Designer Hyemi Shin keeps the stage space fairly clear and clutter-free. The floor is filled with the wooden chips you find in a school playground, but is otherwise empty. The only props are four square stools, which glow white and – in later and more intense moments – a cool harsh red. The stage looks like a blank space, an empty playground, a gloomy dreamscape; the inner-workings of Nick’s tired and fearful mind. It is the ideal setting – open-ended yet with a childish twang - in which to explore the ‘stasis’ that is slowly consuming Nick. It is a space that suggests the yawning nothingness that is depression. It is also a space that hints at the way in which endless options and a refusal to grow up (exacerbated by an inability to buy houses, afford children etc) is trapping today’s young adults in a limitless childhood.

As Nick’s depression and paranoia take hold, he turns away from the adults around him (including girlfriend Chloe) and confides, instead, in a young student. A deep distrust of authority runs like molten lead through Birch’s play. Chloe’s bastard boss Martin and creepy headmaster Mr Boyd are played with chilling and cheerful indifference by Vince Leigh. He is the authority figure that today’s younger generation have begun to despise, or at least deeply distrust. He is the government that is planting a bomb – in broad daylight - under our children’s schools and futures.

Nick begins to see his enemy – headmaster Mr Boyd – in everyone around him. Vince Leigh plays all the preening figures in Nick’s life; he is there behind swaggering boss Martin, self-serving headmaster Mr Boyd, and all the ballsy students who seem far more certain of themselves than Nick will ever be. The doubling is used most frequently, and most meaningfully, with the male characters in Nick’s life; they taunt him with versions of manliness that he fears he will never match. This same fear – what does it mean to be a man today – runs through countless contemporary plays, written by men. It’s there in every Alistair McDowall plays (all his male characters are, in part, running away from themselves); it’s there in Nick Payne’s wrangling with ideas of fate and identity ('Constellations' and 'Incognito'), Duncan Macmillan’s search for the meaning of happiness ('Lungs' and 'Every Brilliant Thing') and the constant questions about male identity that run through Mike Bartlett’s writing.  
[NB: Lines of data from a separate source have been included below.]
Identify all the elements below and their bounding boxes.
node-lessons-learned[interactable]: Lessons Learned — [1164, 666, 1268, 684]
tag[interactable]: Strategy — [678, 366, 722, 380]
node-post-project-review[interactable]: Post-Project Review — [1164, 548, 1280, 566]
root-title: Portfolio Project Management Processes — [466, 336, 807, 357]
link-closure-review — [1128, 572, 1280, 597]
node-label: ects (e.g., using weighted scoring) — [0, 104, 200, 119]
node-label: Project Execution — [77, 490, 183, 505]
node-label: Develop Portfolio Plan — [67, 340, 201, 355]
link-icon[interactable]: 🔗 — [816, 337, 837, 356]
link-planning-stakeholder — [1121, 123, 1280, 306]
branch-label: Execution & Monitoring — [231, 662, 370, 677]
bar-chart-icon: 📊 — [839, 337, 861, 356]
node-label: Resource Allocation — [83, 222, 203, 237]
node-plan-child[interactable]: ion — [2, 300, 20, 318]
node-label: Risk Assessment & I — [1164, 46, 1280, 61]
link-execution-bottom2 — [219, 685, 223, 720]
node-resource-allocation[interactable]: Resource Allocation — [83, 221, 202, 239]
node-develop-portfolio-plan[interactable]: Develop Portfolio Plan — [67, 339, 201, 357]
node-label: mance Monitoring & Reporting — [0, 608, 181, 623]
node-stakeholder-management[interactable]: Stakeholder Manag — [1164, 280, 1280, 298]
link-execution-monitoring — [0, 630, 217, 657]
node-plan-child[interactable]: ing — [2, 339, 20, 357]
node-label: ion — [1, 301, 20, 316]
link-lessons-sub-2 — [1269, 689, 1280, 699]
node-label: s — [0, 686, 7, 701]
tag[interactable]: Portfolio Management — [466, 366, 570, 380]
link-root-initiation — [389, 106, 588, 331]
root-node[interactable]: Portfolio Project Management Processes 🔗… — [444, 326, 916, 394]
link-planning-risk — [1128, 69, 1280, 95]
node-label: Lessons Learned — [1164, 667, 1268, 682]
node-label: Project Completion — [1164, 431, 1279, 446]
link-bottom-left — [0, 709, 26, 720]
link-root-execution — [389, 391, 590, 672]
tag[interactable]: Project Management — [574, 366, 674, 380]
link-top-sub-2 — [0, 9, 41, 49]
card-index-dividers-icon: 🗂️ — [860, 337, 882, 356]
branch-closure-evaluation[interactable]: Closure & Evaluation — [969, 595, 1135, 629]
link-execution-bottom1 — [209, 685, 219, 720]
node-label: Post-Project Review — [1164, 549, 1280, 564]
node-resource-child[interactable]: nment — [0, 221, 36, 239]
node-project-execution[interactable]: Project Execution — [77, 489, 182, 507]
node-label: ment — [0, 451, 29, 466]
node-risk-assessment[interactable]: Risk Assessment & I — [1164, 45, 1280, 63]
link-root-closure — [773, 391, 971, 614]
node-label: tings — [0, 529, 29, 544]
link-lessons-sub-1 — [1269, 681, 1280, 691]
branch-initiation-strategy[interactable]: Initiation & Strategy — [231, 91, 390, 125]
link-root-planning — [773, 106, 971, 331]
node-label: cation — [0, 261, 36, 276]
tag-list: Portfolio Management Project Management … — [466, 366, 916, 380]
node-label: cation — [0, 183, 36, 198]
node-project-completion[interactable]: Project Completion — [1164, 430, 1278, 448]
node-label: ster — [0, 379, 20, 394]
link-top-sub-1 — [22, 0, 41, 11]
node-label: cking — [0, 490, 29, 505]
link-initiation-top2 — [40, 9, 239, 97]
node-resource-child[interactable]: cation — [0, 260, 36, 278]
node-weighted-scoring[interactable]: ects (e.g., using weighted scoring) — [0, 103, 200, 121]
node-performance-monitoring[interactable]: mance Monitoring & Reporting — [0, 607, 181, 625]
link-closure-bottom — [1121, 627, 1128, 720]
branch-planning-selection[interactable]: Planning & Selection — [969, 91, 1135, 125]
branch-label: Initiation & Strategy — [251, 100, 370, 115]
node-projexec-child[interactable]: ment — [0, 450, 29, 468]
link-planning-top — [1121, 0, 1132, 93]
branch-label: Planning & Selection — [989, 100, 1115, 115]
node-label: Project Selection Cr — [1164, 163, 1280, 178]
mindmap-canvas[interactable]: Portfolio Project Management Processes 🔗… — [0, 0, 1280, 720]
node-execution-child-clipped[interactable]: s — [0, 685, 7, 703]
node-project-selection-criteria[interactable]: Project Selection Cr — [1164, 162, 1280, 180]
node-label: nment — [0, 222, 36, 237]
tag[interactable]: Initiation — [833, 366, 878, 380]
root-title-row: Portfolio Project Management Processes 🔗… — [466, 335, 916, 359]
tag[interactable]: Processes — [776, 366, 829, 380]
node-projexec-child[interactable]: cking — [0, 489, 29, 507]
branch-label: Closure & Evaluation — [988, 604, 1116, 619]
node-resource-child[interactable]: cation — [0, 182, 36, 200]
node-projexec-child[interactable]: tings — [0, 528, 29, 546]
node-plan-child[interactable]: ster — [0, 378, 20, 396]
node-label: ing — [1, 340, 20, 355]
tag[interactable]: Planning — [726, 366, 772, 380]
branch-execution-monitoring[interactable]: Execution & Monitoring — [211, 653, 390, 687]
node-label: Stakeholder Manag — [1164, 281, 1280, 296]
And so we return - again - to that closing image, in which Nick digs and digs – desperate to find something deep and real and dangerously alive – but is confronted, instead, with a gaping hole filled with paper. It’s an image that resounds with a horrible sort of hollowness; a space filled with bureaucracy and paperwork when what we really want is bombs, rushing blood and meaning. No bomb, then – and yet the clock keeps ticking.